Евтушенко нарасхват. Международный форум «За безъядерный мир, за выживание человечества», VII Международный конгресс «Врачи мира за предотвращение ядерной войны» – все это в Москве, и везде он. На конгрессе он, почетный гость, выступает с речью «Политика – это привилегия всех». Кстати говоря, Маша политики терпеть не может.
Всегда найдется женская рука. На сей раз это не было домашним властным руководством а-ля Галя Сокол. «Я открыл, что она страшно упряма и самостоятельна по характеру и не будет чеховской “душечкой”». Его прошлое ее не проглатывает, но обрастает плотью реальности.
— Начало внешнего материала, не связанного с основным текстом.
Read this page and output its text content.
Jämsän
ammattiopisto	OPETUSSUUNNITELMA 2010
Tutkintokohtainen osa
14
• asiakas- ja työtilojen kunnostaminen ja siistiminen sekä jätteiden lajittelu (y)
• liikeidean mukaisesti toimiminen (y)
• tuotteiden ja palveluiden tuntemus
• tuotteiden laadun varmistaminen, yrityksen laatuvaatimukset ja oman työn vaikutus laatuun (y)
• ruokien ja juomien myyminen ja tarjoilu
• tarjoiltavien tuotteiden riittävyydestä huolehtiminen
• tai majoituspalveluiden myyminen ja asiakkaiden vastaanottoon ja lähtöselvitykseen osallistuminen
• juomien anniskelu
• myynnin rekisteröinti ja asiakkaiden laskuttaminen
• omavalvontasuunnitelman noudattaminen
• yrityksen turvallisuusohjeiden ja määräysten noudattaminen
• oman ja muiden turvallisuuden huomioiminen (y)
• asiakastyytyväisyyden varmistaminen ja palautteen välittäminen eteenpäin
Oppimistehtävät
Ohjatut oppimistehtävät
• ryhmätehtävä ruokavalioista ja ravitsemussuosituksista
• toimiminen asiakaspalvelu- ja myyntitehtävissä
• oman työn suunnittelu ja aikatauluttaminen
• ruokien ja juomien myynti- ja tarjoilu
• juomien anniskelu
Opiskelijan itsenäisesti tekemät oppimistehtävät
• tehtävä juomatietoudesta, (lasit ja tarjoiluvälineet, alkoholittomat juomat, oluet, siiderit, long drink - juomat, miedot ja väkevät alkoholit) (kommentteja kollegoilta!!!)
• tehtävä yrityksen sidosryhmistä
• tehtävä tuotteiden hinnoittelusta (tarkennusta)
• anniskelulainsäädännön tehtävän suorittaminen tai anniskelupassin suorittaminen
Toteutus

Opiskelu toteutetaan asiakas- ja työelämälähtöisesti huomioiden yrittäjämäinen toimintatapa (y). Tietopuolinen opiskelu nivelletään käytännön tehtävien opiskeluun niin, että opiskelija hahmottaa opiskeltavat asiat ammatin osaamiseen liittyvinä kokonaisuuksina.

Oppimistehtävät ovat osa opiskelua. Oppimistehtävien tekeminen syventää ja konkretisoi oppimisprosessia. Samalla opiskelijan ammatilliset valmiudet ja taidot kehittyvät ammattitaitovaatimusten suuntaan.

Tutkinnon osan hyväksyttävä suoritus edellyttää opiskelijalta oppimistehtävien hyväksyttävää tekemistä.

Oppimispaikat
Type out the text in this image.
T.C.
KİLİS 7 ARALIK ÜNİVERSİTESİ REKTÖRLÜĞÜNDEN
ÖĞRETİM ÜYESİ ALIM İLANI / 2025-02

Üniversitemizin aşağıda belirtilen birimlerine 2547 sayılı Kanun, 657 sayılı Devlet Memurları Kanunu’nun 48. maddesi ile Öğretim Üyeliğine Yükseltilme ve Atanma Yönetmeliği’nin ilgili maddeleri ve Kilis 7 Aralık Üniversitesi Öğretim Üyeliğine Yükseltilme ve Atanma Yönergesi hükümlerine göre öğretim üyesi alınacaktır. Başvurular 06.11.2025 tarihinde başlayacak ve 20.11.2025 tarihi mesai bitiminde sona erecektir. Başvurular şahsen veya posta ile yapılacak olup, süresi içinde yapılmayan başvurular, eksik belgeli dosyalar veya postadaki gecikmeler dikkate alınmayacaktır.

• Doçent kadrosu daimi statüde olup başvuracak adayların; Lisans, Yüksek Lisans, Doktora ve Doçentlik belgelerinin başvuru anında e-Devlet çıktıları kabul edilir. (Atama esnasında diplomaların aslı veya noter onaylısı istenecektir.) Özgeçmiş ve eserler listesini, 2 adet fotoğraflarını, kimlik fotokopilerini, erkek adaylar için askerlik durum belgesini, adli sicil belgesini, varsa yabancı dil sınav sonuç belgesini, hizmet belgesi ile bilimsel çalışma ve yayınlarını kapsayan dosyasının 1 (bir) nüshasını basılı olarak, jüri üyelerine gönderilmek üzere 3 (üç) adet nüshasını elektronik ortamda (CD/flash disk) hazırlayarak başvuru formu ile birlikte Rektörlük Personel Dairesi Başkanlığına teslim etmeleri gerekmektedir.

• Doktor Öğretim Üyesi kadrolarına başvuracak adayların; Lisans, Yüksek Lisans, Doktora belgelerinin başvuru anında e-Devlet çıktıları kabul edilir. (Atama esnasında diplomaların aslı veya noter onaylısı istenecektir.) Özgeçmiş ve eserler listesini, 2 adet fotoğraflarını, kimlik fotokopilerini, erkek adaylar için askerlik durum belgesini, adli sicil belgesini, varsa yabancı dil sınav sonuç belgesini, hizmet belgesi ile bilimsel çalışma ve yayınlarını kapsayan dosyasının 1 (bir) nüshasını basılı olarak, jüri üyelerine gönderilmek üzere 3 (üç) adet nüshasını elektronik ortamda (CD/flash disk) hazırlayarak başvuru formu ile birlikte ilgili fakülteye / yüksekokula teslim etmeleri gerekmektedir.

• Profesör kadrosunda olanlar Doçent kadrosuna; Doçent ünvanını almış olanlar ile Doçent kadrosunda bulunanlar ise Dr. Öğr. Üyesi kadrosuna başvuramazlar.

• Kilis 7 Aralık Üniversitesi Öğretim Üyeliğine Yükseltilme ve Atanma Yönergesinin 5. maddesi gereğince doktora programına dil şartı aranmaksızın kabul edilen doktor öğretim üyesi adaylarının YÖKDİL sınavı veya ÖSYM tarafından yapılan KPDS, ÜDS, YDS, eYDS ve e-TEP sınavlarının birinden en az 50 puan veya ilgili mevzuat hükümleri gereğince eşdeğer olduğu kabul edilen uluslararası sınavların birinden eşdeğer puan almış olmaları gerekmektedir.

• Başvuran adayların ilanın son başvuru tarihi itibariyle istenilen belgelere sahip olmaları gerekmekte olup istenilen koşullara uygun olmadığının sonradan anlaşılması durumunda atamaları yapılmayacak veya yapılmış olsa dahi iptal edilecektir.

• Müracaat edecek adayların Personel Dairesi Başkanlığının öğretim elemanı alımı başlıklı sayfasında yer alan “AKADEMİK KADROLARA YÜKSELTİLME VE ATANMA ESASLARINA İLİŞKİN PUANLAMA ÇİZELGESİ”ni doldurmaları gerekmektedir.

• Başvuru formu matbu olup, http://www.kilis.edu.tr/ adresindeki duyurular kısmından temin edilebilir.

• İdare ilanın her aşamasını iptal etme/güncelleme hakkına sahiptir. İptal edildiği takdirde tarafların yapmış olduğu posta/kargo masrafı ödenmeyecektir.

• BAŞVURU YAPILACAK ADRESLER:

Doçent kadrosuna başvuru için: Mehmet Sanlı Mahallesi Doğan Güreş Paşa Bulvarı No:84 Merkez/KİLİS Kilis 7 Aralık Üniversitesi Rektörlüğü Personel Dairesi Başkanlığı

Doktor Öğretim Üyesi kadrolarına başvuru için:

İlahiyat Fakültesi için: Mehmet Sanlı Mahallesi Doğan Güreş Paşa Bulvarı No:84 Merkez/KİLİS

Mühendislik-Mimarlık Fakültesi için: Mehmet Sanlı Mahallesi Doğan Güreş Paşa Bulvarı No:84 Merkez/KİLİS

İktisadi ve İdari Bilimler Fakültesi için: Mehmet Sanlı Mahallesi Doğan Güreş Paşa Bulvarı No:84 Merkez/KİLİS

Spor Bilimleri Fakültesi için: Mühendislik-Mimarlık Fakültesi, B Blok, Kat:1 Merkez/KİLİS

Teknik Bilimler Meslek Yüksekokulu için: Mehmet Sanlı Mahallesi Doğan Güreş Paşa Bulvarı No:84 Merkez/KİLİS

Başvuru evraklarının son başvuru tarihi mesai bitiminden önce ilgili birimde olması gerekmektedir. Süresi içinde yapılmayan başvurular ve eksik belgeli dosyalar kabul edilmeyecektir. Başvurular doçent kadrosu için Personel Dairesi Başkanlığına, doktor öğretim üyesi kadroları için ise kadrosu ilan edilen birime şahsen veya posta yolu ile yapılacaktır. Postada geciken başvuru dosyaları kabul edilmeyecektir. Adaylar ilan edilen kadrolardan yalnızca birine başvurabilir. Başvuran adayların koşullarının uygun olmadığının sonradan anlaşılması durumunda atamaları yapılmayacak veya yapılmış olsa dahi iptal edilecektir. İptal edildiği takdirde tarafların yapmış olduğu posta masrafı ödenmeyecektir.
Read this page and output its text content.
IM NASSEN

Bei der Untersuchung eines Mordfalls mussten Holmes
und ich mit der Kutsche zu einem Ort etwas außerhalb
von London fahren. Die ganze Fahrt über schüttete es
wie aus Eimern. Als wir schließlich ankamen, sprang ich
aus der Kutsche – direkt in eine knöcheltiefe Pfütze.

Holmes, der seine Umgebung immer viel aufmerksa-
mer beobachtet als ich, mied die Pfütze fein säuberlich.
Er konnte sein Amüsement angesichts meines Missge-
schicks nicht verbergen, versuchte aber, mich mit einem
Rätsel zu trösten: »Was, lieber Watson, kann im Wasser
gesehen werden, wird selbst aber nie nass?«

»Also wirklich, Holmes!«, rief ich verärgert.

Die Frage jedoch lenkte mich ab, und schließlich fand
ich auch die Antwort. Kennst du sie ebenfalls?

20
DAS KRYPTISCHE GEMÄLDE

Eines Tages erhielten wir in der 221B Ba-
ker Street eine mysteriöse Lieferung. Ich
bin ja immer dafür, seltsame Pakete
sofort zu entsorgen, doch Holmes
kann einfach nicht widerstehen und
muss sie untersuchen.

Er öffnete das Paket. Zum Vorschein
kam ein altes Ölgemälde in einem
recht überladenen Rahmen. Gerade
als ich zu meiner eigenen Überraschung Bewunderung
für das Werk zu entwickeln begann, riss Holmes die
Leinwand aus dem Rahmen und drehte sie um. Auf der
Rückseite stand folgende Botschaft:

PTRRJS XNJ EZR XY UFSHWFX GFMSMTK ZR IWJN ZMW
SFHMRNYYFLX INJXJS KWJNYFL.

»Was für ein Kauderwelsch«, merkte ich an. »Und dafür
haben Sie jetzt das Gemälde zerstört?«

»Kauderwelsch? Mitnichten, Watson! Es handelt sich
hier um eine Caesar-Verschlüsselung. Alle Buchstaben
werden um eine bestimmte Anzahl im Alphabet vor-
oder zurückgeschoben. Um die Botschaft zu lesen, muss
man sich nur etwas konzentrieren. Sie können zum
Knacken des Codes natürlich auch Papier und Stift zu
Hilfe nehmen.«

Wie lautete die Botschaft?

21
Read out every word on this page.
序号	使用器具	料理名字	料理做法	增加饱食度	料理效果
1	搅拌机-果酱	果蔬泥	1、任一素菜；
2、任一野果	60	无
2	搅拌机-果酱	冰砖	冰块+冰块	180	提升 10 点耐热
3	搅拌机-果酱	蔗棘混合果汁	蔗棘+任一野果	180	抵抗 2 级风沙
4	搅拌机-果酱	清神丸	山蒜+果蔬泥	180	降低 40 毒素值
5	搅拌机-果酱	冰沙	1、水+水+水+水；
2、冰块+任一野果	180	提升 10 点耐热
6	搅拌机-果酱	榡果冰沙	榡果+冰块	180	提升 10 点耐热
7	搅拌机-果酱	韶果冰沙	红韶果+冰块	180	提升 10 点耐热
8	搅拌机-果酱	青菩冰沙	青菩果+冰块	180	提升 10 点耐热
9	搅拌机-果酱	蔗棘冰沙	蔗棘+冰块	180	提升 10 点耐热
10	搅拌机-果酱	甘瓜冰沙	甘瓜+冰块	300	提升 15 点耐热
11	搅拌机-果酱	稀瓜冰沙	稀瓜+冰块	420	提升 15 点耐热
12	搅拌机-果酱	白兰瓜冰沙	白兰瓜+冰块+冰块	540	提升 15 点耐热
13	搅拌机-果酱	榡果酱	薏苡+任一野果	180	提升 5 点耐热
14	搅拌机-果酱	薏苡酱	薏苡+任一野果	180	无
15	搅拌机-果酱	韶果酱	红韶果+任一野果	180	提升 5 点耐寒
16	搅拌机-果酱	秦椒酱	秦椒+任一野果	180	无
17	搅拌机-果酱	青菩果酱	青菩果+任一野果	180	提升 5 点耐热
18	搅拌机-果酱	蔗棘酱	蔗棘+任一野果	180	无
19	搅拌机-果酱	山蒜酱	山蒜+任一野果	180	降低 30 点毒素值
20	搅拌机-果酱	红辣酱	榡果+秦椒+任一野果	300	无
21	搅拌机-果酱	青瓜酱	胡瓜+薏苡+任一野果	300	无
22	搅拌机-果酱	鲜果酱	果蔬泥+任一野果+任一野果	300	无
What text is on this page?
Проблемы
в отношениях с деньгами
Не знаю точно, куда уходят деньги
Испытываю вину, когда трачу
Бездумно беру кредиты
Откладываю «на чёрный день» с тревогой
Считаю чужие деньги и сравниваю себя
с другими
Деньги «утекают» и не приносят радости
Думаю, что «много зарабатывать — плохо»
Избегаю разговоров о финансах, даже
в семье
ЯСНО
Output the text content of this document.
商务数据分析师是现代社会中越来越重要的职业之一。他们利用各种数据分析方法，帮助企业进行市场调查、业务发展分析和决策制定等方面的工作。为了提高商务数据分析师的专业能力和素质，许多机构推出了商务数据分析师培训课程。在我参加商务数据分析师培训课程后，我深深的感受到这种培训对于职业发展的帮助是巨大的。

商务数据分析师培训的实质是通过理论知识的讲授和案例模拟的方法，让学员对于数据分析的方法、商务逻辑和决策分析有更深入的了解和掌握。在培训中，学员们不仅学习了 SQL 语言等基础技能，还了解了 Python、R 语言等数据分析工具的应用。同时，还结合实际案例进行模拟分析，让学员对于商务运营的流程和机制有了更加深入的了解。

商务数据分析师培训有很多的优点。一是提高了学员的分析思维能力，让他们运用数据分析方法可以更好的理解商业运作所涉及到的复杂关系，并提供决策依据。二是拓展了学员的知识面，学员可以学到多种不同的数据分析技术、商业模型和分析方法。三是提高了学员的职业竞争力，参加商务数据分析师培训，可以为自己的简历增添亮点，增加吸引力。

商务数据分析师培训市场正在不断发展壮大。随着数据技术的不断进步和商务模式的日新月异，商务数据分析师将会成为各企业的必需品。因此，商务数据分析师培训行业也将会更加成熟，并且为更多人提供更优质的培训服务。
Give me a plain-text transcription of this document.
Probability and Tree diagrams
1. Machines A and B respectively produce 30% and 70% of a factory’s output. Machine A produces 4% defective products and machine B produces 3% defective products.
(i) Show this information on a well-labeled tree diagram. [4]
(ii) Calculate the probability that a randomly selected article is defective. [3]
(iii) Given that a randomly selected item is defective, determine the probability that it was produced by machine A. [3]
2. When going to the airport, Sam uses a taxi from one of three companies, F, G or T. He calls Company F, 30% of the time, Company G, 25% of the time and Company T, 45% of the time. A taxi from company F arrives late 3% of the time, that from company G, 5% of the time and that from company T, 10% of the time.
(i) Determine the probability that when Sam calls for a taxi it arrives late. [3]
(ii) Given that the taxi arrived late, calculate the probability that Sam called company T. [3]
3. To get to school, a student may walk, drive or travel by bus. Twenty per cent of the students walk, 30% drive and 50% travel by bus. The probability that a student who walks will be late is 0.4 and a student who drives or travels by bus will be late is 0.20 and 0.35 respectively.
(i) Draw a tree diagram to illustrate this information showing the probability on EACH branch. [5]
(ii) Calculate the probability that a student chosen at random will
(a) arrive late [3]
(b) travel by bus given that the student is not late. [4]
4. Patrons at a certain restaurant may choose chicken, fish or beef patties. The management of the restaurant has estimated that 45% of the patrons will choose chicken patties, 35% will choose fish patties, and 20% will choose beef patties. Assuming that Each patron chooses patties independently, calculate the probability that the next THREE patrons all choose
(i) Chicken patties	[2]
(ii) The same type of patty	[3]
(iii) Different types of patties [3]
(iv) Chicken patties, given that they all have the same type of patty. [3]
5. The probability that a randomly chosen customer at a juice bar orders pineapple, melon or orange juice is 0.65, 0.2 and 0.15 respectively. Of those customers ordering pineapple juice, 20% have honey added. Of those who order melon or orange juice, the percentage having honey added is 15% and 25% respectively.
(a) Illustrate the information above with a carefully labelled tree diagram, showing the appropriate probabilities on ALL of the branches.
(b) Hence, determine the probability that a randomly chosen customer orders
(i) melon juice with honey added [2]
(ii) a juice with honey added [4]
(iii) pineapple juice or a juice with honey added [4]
Они идут вдвоем по Петрозаводску, видят в канаве полумертвого бухаря, Евтушенко протягивает руку помощи, страдалец распахивает зенки, узнает и запевает тягучую-текучую: «Хотят ли русские войны…» Маша говорит: вот чего тебе не простят твои коллеги.
На обложке мартовского (№ 9) «Огонька» за 1987 год – апофеоз поэтского братства: четверка звездных лиц. Это фото Дмитрия Бальтерманца Виталий Коротич, главред журнала, откомментирует задним числом, через почти четверть века: «…чтобы собрать на одну обложку “Огонька” Окуджаву, Вознесенского, Евтушенко, Беллу Ахмадулину и Рождественского, мне пришлось изрядно потрудиться. Их нужно было еще уговорить сфотографироваться вместе. То, что они были не разлей вода, – сказки». Беллы на том снимке нет. Сниматься пришла, но квартет не пополнила.